Pushing through is what AU students are made of. Many students are here for the long haul, for the full degree. And just when those around us tell us what we truly want to hear—to stop and rest after this last course—we sign up for the next one, because we’re not at that mountain summit just yet. And if we don’t ever get there, we’ll always wonder “what if?”
So, how does all this relate to money, the erstwhile topic of this column? It always leads to money. Pushing through for us AU-lifers doesn’t just involve overcoming long workdays, demanding family obligations, challenging courses and (sometimes) difficult instructors. It involves money—lots of it! We all know university education ain’t cheap, especially now, with AU increasing their tuition fees in a few months. I thought a lot about this lately, and the looming tuition hikes had a lot to do with it. I’ve never qualified for any funding or grants and the only help I did get was an AUSU scholarship a couple semesters ago, which showed up just in time! So, do I stop at the ten-course certificate requirement (coming up), or do I keep going for the undergrad? Heck, I could use the money elsewhere and spend my free time catching up on all the things I’d like to do one day! I have a great job right now, I have my designations, and I’m not entirely without a post-secondary education. Then, to make it worse, the nag inside of me started rearing her ugly head, “When are you finally going to spend more time with your friends and family?” “Aren’t you sick of telling people you have no hobbies because you work and study?”
I’ve thought about this for a couple months now since my last big step towards “victory.” A few weeks ago I accepted an amazing opportunity and had to sell our home and relocate my family across the country within six weeks. But this was something I had been dreaming of for years. This was a very expensive move, with lots of stress and struggle involved, but the benefits undeniably outweighed the costs. However, we would’ve never been here if it wasn’t for my AU education and my relentless renunciation of rest. Investing in myself is finally starting to pay off, as I suspected. It’s not a matter of working harder; it’s a matter of reaching a point where you work smarter.

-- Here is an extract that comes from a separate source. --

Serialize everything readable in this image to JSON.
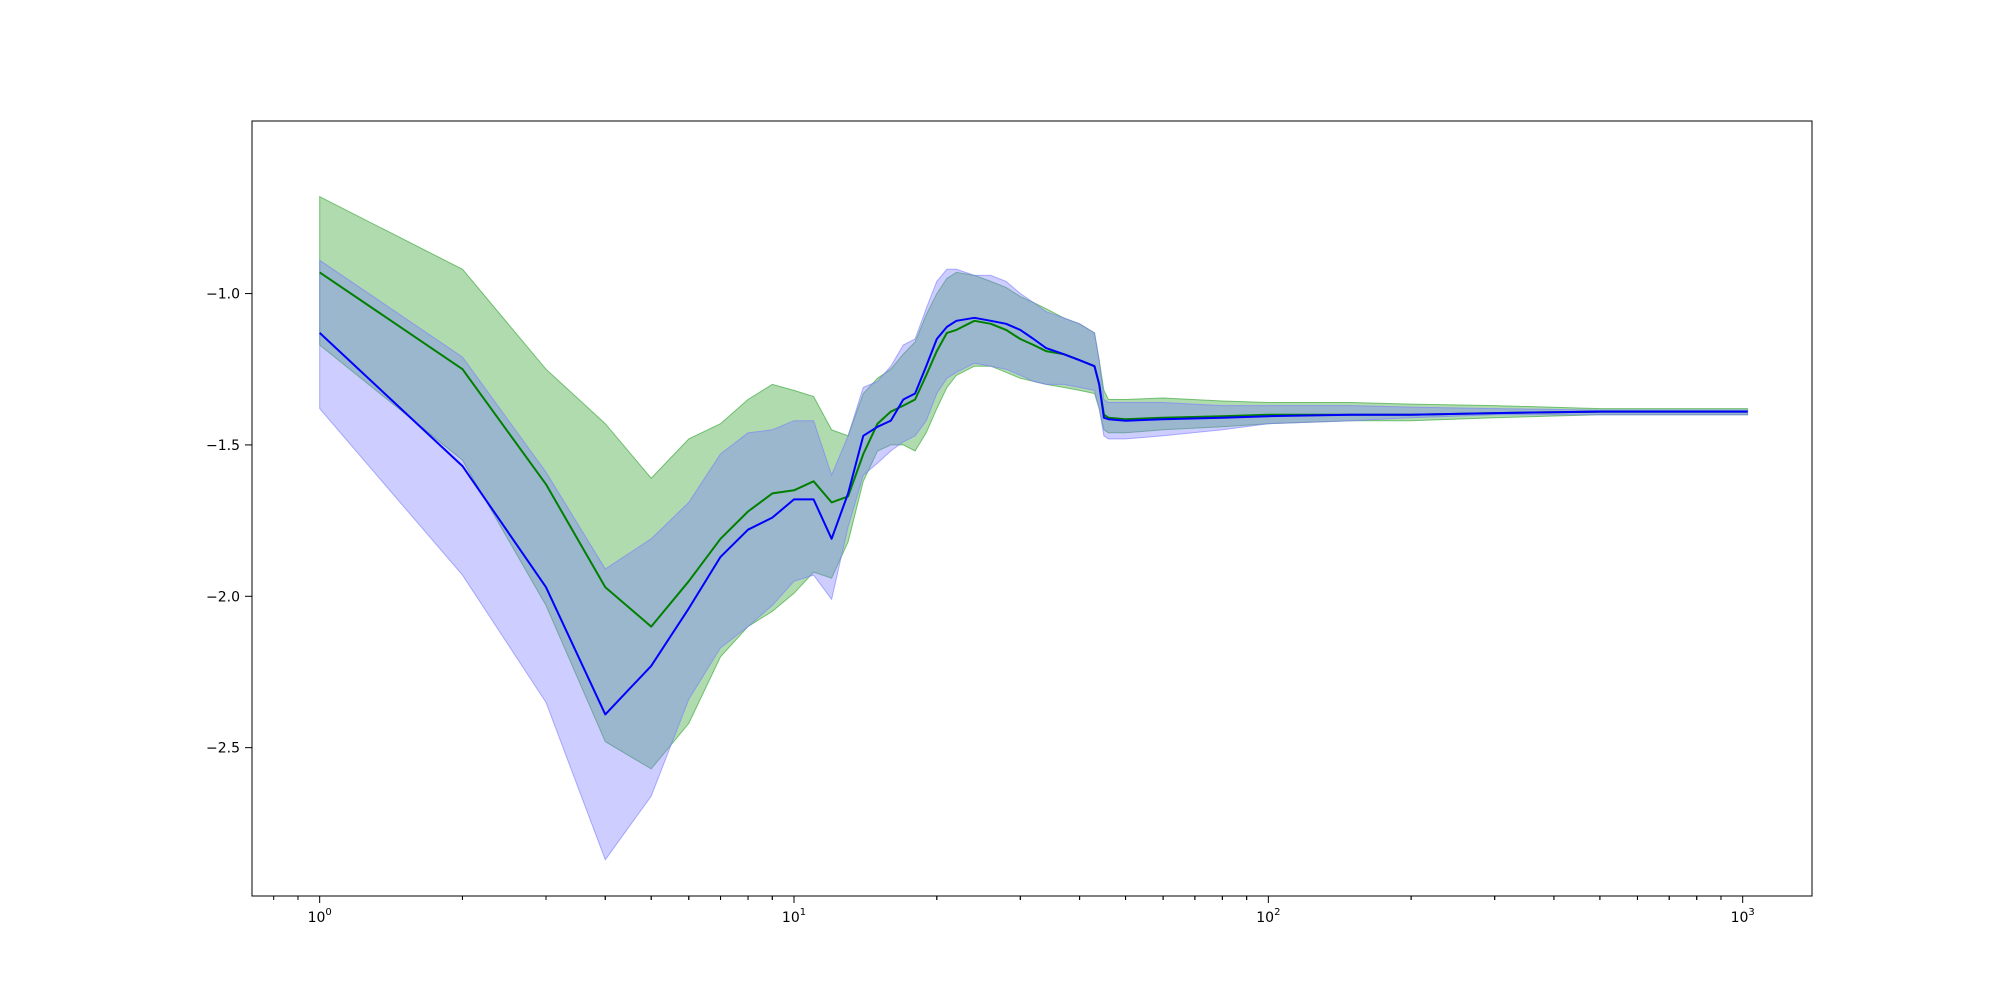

The education we get at AU helps us do this. Investing in your professional growth will not only yield returns but will also present you with ‘right now’ benefits. The time, effort and money invested will have a direct impact on the quality of life you and your family will experience well into the future. Our education is not only for the benefit of present or prospective employers. It helps create a strong foundation to build on and impacts the ability to perform, prosper, achieve goals and live to the fullest.
Because, the reality is, you can’t live life to the fullest if you don’t have the money to fund it. The debate of whether post-secondary education is worth the outrageous costs has been ongoing for decades. I won’t tell you it’s worth it, and I won’t tell you it isn’t. A full post-secondary education is not something cheap, and takes up both your time and lots of money! What I will tell you, is it can change your life for the better and if you’re willing to make a few adjustments you can make all the tuition back tenfold!
Goggins, D. (2018). Can’t Hurt Me: Master Your Mind and Defy the Odds. Lioncrest Publishing.